Submitting a Form Using a Headless Browser in Node.js

I am dealing with an outdated tech stack where form submission returns HTML. The critical information I need is populated by a portlet on my client’s site, but it doesn’t appear when I test the HTML locally. Hence, I can’t just send data directly to the form endpoint. Instead, I need to use a headless browser to submit the form and then extract information from the resulting success or failure page. I plan to create an API endpoint in my Node.js app to accept the form data, submit it via the headless browser, and return the required scraped data. Are there any suitable frameworks available for this purpose? I’ve explored options like Nightwatch and Web Driver, but they seem more focused on automated testing rather than my specific needs.

Hey there! Sounds like an interesting challenge. For submitting forms and scraping data with a headless browser in Node.js, I'd recommend using Puppeteer. It's a great tool for this purpose as it provides a high-level API over the Chrome DevTools Protocol and can run a Chrome instance headless (without GUI).

Here's a quick setup to get you started:

const puppeteer = require('puppeteer');

(async () => {
const browser = await puppeteer.launch();
const page = await browser.newPage();
await page.goto(‘your_form_url’);

// Fill the form
await page.type('#inputSelector', 'yourData');
// Submit the form
await page.click('#submitSelector');

// Wait for navigation
await page.waitForNavigation();
// Scrape the required data
const result = await page.evaluate(() => {
    return document.querySelector('#targetElement').innerText;
});

console.log(result);
await browser.close();

})();

This should help you submit forms and extract data from pages that render content dynamically.

Hi DancingBird,

Based on your requirements, an effective solution would be utilizing Puppeteer for interacting with the forms and extracting data.

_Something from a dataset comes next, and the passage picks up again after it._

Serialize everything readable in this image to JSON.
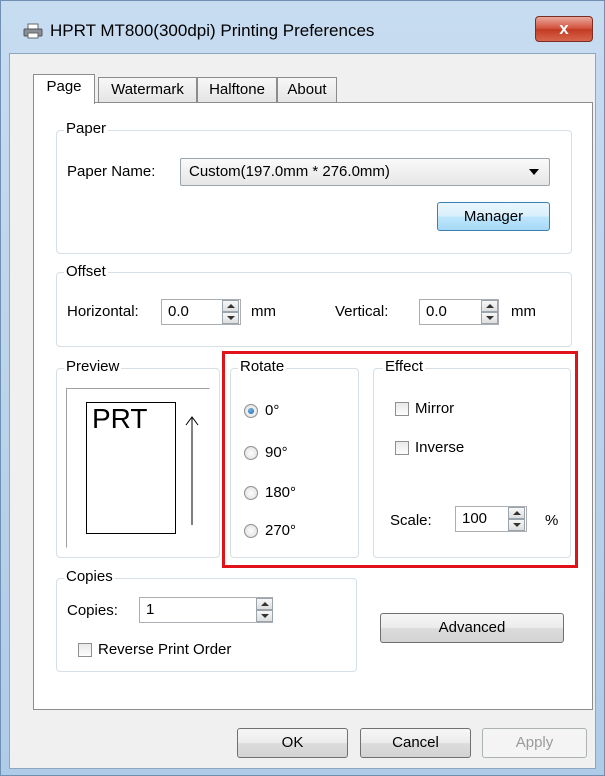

Puppeteer is particularly well-suited for handling scenarios where content is loaded dynamically via JavaScript, similar to what you’re describing with your portlet.

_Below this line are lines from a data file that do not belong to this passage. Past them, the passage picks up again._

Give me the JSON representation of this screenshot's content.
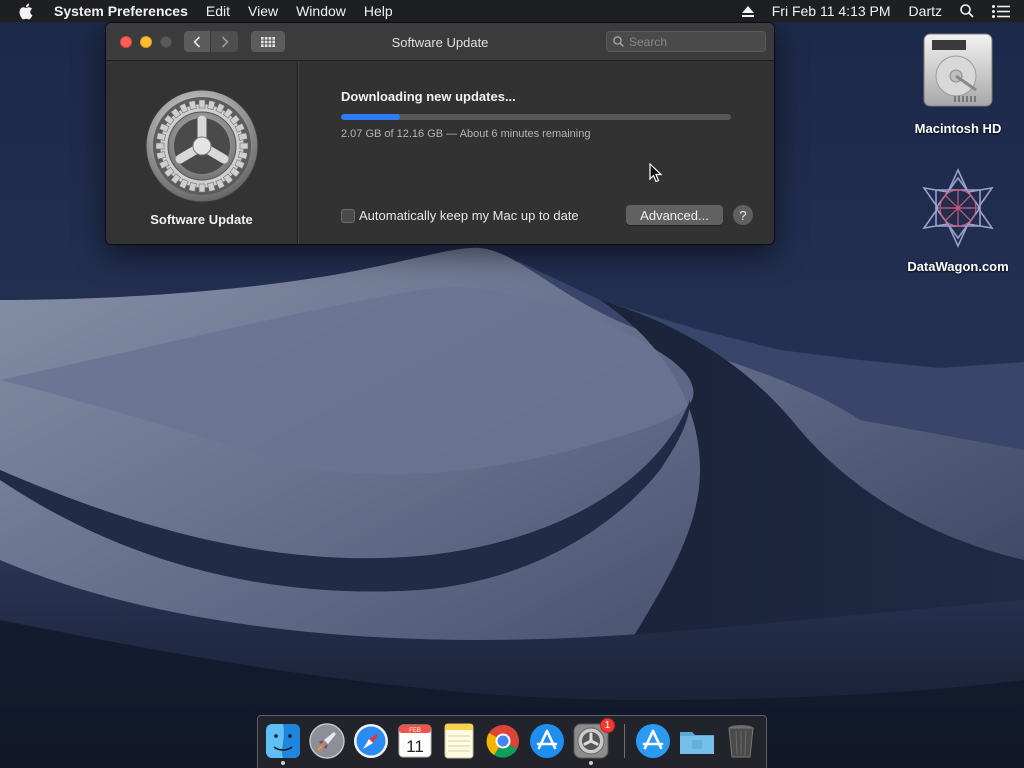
{
  "menubar": {
    "app_name": "System Preferences",
    "items": [
      "Edit",
      "View",
      "Window",
      "Help"
    ],
    "datetime": "Fri Feb 11  4:13 PM",
    "user": "Dartz"
  },
  "window": {
    "title": "Software Update",
    "search_placeholder": "Search",
    "pane_label": "Software Update",
    "status_title": "Downloading new updates...",
    "progress_fraction": 0.15,
    "progress_text": "2.07 GB of 12.16 GB — About 6 minutes remaining",
    "auto_update_label": "Automatically keep my Mac up to date",
    "auto_update_checked": false,
    "advanced_label": "Advanced...",
    "help_label": "?"
  },
  "desktop": {
    "icons": [
      {
        "label": "Macintosh HD",
        "icon": "hard-drive-icon"
      },
      {
        "label": "DataWagon.com",
        "icon": "geometric-star-icon"
      }
    ]
  },
  "dock": {
    "items": [
      {
        "name": "finder",
        "running": true
      },
      {
        "name": "launchpad",
        "running": false
      },
      {
        "name": "safari",
        "running": false
      },
      {
        "name": "calendar",
        "month": "FEB",
        "day": "11",
        "running": false
      },
      {
        "name": "notes",
        "running": false
      },
      {
        "name": "chrome",
        "running": false
      },
      {
        "name": "app-store",
        "running": false
      },
      {
        "name": "system-preferences",
        "badge": "1",
        "running": true
      },
      {
        "name": "app-store-download",
        "running": false
      },
      {
        "name": "downloads-folder",
        "running": false
      },
      {
        "name": "trash",
        "running": false
      }
    ]
  },
  "colors": {
    "accent_blue": "#2f7bf6",
    "close_red": "#fe5f57",
    "minimize_yellow": "#febc2e"
  }
}
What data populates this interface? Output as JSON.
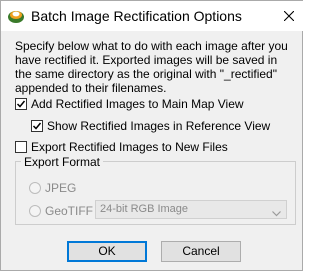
{
  "window": {
    "title": "Batch Image Rectification Options",
    "icon": "app-logo-icon",
    "close_icon": "close-icon"
  },
  "description": "Specify below what to do with each image after you have rectified it. Exported images will be saved in the same directory as the original with \"_rectified\" appended to their filenames.",
  "options": {
    "add_to_main_map": {
      "label": "Add Rectified Images to Main Map View",
      "checked": true
    },
    "show_in_reference": {
      "label": "Show Rectified Images in Reference View",
      "checked": true
    },
    "export_new_files": {
      "label": "Export Rectified Images to New Files",
      "checked": false
    }
  },
  "export_format": {
    "legend": "Export Format",
    "jpeg_label": "JPEG",
    "geotiff_label": "GeoTIFF",
    "selected": "GeoTIFF",
    "color_mode": "24-bit RGB Image",
    "enabled": false
  },
  "buttons": {
    "ok": "OK",
    "cancel": "Cancel"
  },
  "colors": {
    "accent": "#0078d7",
    "disabled_text": "#8a8a8a"
  }
}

Here's how you can implement this in your Node.js app:

const puppeteer = require('puppeteer');

(async () => {
const browser = await puppeteer.launch({ headless: true }); // Run in headless mode
const page = await browser.newPage();
await page.goto(‘your_form_url’);

// Fill in the form
await page.type('#inputSelector', 'yourData');

// Click submit
await page.click('#submitSelector');

// Ensure the page reloads to the expected state
await page.waitForNavigation();

// Extract the desired information
const scrapedData = await page.evaluate(() => {
    return document.querySelector('#targetElement').innerText;
});

console.log(scrapedData);
await browser.close();

})();

This code sets up Puppeteer to automate the form submission and data extraction process efficiently. Keeping it headless boosts performance, and the high-level API simplifies interaction with the Chrome browser instance. This approach aligns perfectly with creating an API endpoint in your Node.js application that handles this task efficiently.